Saat menulis artikel ini, saya belum punya data valid terkait jumlah pengguna Steemit di seluruh dunia. Lebih-lebih pengguna di Indonesia. Begitu juga dengan yang berada di Aceh.
Untuk pengguna asal Aceh bisa dipastikan saat ini terbanyak di Indonesia. Ini merupakan taksiran umum berdasarkan jumlah penggunaan tag #aceh. Lalu mengapa jumlahnya banyak? Saya pun tidak bisa mendapatkan jawaban akurat.
Tapi baiklah, kita tidak perlu membahas terlalu jauh sampai bertele-tele. Namun satu hal yang pasti Lhokseumawe, Bireuen dan Banda Aceh telah menjadi kota trendsetter pengguna Steemit di Indonesia. Tentu saya tidak menafikan mereka yang berada di daerah lain dan bisa jadi pendapat saya ini terlalu subjektif.
Salah satu tempat yang paling sering memperbincangkan Steemit adalah di kedai kopi. Anda tahu sendiri kalau di Aceh banyak sekali kedai kopi dengan fasilitas internet gratis. Boleh dikatakan akses informasi terhadap keberadaan Steemit episentrumnya ada di kedai kopi.

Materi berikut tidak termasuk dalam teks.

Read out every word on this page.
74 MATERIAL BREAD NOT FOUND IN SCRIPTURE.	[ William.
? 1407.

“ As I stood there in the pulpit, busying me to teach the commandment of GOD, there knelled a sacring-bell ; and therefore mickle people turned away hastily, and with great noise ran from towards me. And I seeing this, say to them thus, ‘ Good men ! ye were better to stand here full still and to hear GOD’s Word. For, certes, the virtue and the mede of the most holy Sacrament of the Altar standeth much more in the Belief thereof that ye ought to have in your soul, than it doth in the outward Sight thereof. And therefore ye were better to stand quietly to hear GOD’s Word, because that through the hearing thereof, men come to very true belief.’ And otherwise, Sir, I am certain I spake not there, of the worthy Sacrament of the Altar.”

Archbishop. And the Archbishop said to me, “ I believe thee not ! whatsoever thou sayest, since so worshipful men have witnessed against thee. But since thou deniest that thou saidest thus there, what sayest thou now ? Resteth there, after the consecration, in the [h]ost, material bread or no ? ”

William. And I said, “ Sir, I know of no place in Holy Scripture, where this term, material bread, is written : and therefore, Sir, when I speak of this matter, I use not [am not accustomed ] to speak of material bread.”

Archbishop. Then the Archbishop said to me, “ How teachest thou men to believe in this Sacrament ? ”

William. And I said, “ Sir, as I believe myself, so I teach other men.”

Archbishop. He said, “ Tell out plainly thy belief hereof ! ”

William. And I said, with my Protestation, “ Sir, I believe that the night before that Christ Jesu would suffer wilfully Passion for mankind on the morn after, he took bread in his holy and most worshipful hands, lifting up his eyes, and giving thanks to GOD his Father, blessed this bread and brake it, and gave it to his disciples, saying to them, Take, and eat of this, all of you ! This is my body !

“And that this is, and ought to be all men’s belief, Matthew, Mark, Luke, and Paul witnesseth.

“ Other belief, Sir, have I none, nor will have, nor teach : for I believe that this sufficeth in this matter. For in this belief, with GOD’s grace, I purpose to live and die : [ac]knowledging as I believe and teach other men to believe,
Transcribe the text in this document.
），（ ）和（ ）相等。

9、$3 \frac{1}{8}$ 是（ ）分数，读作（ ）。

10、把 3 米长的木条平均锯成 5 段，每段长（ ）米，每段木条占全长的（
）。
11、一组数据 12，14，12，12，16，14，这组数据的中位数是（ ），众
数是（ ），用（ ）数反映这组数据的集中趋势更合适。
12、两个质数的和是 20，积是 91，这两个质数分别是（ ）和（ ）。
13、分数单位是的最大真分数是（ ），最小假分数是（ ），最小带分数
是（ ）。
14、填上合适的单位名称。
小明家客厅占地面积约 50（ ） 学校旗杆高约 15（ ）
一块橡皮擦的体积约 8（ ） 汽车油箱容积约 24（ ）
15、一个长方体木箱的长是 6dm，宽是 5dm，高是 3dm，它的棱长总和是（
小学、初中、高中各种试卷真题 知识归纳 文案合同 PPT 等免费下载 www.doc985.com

Mungkin karena itu pula Steemit dengan mudah tersebar keberdaannya di kalangan masyarakat Aceh. Kedai kopi dijadikan basis untuk saling tukar informasi dan belajar Steemit.
Jika anda ke Lhokseumawe, Bireuen atau Lhokseumawe, maka sudah bisa dipastikan sebagian besar kedai kopi diisi pengunjung yang sedang menggunakan Steemit. Terutama di waktu malam hari. Mereka menggunakan kedai kopi bukan hanya sebagai tempat nongkrong tapi juga menulis bahan cerita di Steemit.
Saking deras informasi tentang keberadaan Steemit, semua kalangan tertarik ingin tahu tentang Steemit. Tidak terkecuali mereka yang sudah bekerja dengan gaji yang mapan seperti pegawai negeri.
Salah satu minat mereka dengan Steemit karena mendengar kabar akan mendapatkan uang dari menulis. Sehingga mereka sangat tertarik meskipun kemudian ketika mereka mau mendaftar tidak langsung mendapatkan password.
Saya pikir cerita di atas sangat positif untuk perkembangan Steemit kedepan. Semoga apa yang telah dirasakan masyarakat tentang Steemit bisa terus dipertahankan dan menjadi sumber penghasilan untuk menentaskan kemiskinan.